Each day we found plenty of stuff to do without having to pay much, if any money. The Canterbury Museum was free and much better than I thought it was; it was great and had a lot of stuff for being free
. When I first went in I though I would spend maybe half an hour looking at things like Maori culture and early Christchurch, and while they had those exhibits as expected, they had so much more: the colonization of New Zealand, dinosaurs, meteors, geology, weather, the body, the Antartic, birds, European antiques and clothing, Asian art and more. The museum was next to the Botanical Gardens, a huge park of more than 30 hectacres that plays a large part in giving Christchurch its nickname, the Garden City. It was still beautiful even though it was winter and the flowers weren't blooming, and even though I'm not much of a "oh, look at the pretty flowers" type of guy, I was still a bit disappointed not to be able to see the more than 100 types of roses in the Central Rose Garden or the more than 1,000 daffodills planted on a hill in full bloom. There was still plenty of activity, though, with a river running through the middle of the garden full of ducks and golden leaves still covering the ground as people walked or played in them or sat on benches and walked the world pass.
The Court Theater is in the Arts Centre, a former college that is now a huge collection of different artistic things: obviously a theater, a cinema, wood, jade and painting workshops, galleries and more. It's a big complex of Gothic architecture that lends a nice aura to its contents. "The Great Gatsby" was, well, pretty great, and I was happy it was pretty faithful to the book as it is one of my favorites.
The last full day we were in Christchurch was a busy and varied one: it started typically with a visit to Cathedral Square, which was always worth a look because of all the activity it contained as the center of the Arts Festival as well as the center of the city
. There were buskers like a guy playing a weird flute, a girl with a violin and a juggler who also rode a unicycle, and there were some performance art and video art instalations around the square. They had also erected a large white dome that held an ice skating rink (which we never did) and that at night had video projected on the inside that was visible outside, sometimes some artistic something and sometimes turning it into a giant snowglobe. There were also a collection of shops and stalls that set up there every day (I'm not sure if it was a part of the Arts Festival or just normal) that I bought some souvineers from. We also visited the Christchurch Art Gallery, which had a mix of art, some I didn't care for, like modern art that is art because the artist says it is, and some I did, like a gallery of paintings by kiwi artist Seraphine Pick.
Our next activity was paintball, which was fun but not as good as I'm used to. We only had five people (myself, the three guys I'm traveling with and another German guy the others knew from their North Island travels), so the teams were uneven. We first tried to recreate World War II and split into the Axis and the Allies: the three Germans versus the Brit and the American. Sadly, the Germans won, setting the trend for the day: the team with three people always won, no matter the combination. It was fun, though, and I got my first ever paintball wound that bled: a hit to the hand made my knuckles bleed.

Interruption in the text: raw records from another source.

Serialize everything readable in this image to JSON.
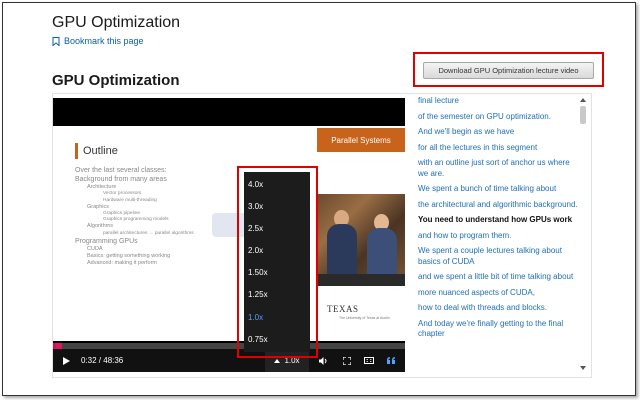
{
  "page": {
    "title": "GPU Optimization",
    "bookmark_label": "Bookmark this page",
    "section_title": "GPU Optimization",
    "download_label": "Download GPU Optimization lecture video"
  },
  "slide": {
    "header": "Parallel Systems",
    "heading": "Outline",
    "lines": [
      {
        "level": 1,
        "text": "Over the last several classes:"
      },
      {
        "level": 1,
        "text": "Background from many areas"
      },
      {
        "level": 2,
        "text": "Architecture"
      },
      {
        "level": 3,
        "text": "Vector processors"
      },
      {
        "level": 3,
        "text": "Hardware multi-threading"
      },
      {
        "level": 2,
        "text": "Graphics"
      },
      {
        "level": 3,
        "text": "Graphics pipeline"
      },
      {
        "level": 3,
        "text": "Graphics programming models"
      },
      {
        "level": 2,
        "text": "Algorithms"
      },
      {
        "level": 3,
        "text": "parallel architectures → parallel algorithms"
      },
      {
        "level": 1,
        "text": "Programming GPUs"
      },
      {
        "level": 2,
        "text": "CUDA"
      },
      {
        "level": 2,
        "text": "Basics: getting something working"
      },
      {
        "level": 2,
        "text": "Advanced: making it perform"
      }
    ],
    "logo_text": "TEXAS",
    "logo_subtext": "The University of Texas at Austin"
  },
  "player": {
    "time": "0:32 / 48:36",
    "progress_fraction": 0.011,
    "speed_label": "1.0x",
    "speed_options": [
      "4.0x",
      "3.0x",
      "2.5x",
      "2.0x",
      "1.50x",
      "1.25x",
      "1.0x",
      "0.75x"
    ],
    "selected_speed": "1.0x",
    "icons": [
      "play-icon",
      "chevron-up-icon",
      "volume-icon",
      "fullscreen-icon",
      "closed-captions-icon",
      "transcript-quote-icon"
    ]
  },
  "transcript": {
    "lines": [
      {
        "text": "final lecture",
        "current": false
      },
      {
        "text": "of the semester on GPU optimization.",
        "current": false
      },
      {
        "text": "And we'll begin as we have",
        "current": false
      },
      {
        "text": "for all the lectures in this segment",
        "current": false
      },
      {
        "text": "with an outline just sort of anchor us where we are.",
        "current": false
      },
      {
        "text": "We spent a bunch of time talking about",
        "current": false
      },
      {
        "text": "the architectural and algorithmic background.",
        "current": false
      },
      {
        "text": "You need to understand how GPUs work",
        "current": true
      },
      {
        "text": "and how to program them.",
        "current": false
      },
      {
        "text": "We spent a couple lectures talking about basics of CUDA",
        "current": false
      },
      {
        "text": "and we spent a little bit of time talking about",
        "current": false
      },
      {
        "text": "more nuanced aspects of CUDA,",
        "current": false
      },
      {
        "text": "how to deal with threads and blocks.",
        "current": false
      },
      {
        "text": "And today we're finally getting to the final chapter",
        "current": false
      }
    ]
  },
  "colors": {
    "accent_orange": "#c8631b",
    "link_blue": "#1f6fb5",
    "highlight_red": "#e00000",
    "progress_pink": "#c2185b",
    "selected_speed_blue": "#4da3ff"
  }
}
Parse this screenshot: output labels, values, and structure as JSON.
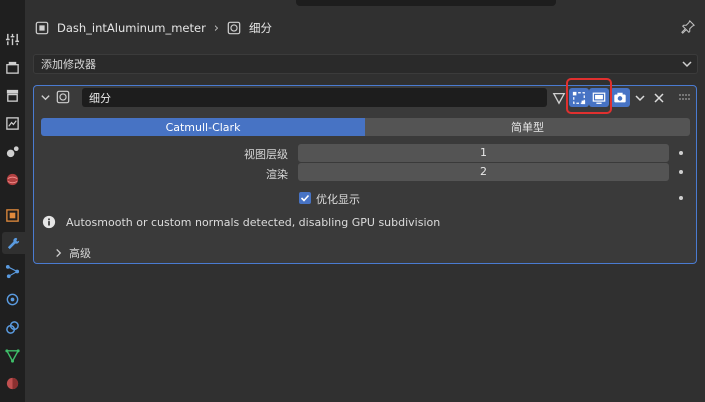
{
  "header": {
    "object_name": "Dash_intAluminum_meter",
    "modifier_name": "细分"
  },
  "add_modifier": {
    "label": "添加修改器"
  },
  "modifier": {
    "name_value": "细分",
    "toggle_left": "Catmull-Clark",
    "toggle_right": "简单型",
    "viewport_levels": {
      "label": "视图层级",
      "value": "1"
    },
    "render_levels": {
      "label": "渲染",
      "value": "2"
    },
    "optimal_display": {
      "label": "优化显示",
      "checked": true
    },
    "info_message": "Autosmooth or custom normals detected, disabling GPU subdivision",
    "advanced_label": "高级"
  },
  "colors": {
    "accent": "#4773c4",
    "highlight": "#e0302f",
    "panel_border": "#4a7bd1"
  },
  "icons": [
    "tool-icon",
    "render-icon",
    "output-icon",
    "view-layer-icon",
    "scene-icon",
    "world-icon",
    "object-icon",
    "modifier-wrench-icon",
    "particles-icon",
    "physics-icon",
    "constraints-icon",
    "data-icon",
    "material-icon"
  ]
}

That evening I had my first casino experience. I went in with NZ$50 to spend, expecting to lose it, and so it wasn't so bad when I did, in fact, lose it all. I played $5 Blackjack with $40 of it. That meant I could only play eight hands if I lost every time, which I didn't, but I still didn't last terribly long
. I got down to around $20 or $25 fairly quickly and hovered there for a while before losing. I took the last $10 and played two cent slots for a while; 500 credits lasted me a good bit, but it was eventually all gone too. While I did leave as soon as I ran out of money, keeping my word to myself, I could see how people could develop gambling problems: even while losing, it was fun, and there was always the promise of that next hand. Regardless of the lost money, I enjoyed the experience.
We stayed in Christchurch three nights then headed further south on our adventure around the coast. Christchurch had been my favorite place so far, and I may end up going back for a couple of days.
Christchurch was marvelous. From the first night we were there and merely looked around a bit, we all said we thought it was a cool city and we would enjoy our time there. We immediately found things to do: after picking up a program for the Arts Festival, I saw that there was a stage version of "The Great Gatsby" playing every night for the rest of the week and had to go. Dom decided to go as well, so we picked up tickets for the next night. Along the way from Cathedral Square in the center of town to The Court Theater where the play was held there was an outdoor photograpy exhibition on fishermen that was neat, and on the way back we stopped in at an Italian cafe and bar and grabbed some pizza because it was happy hour and it was half price.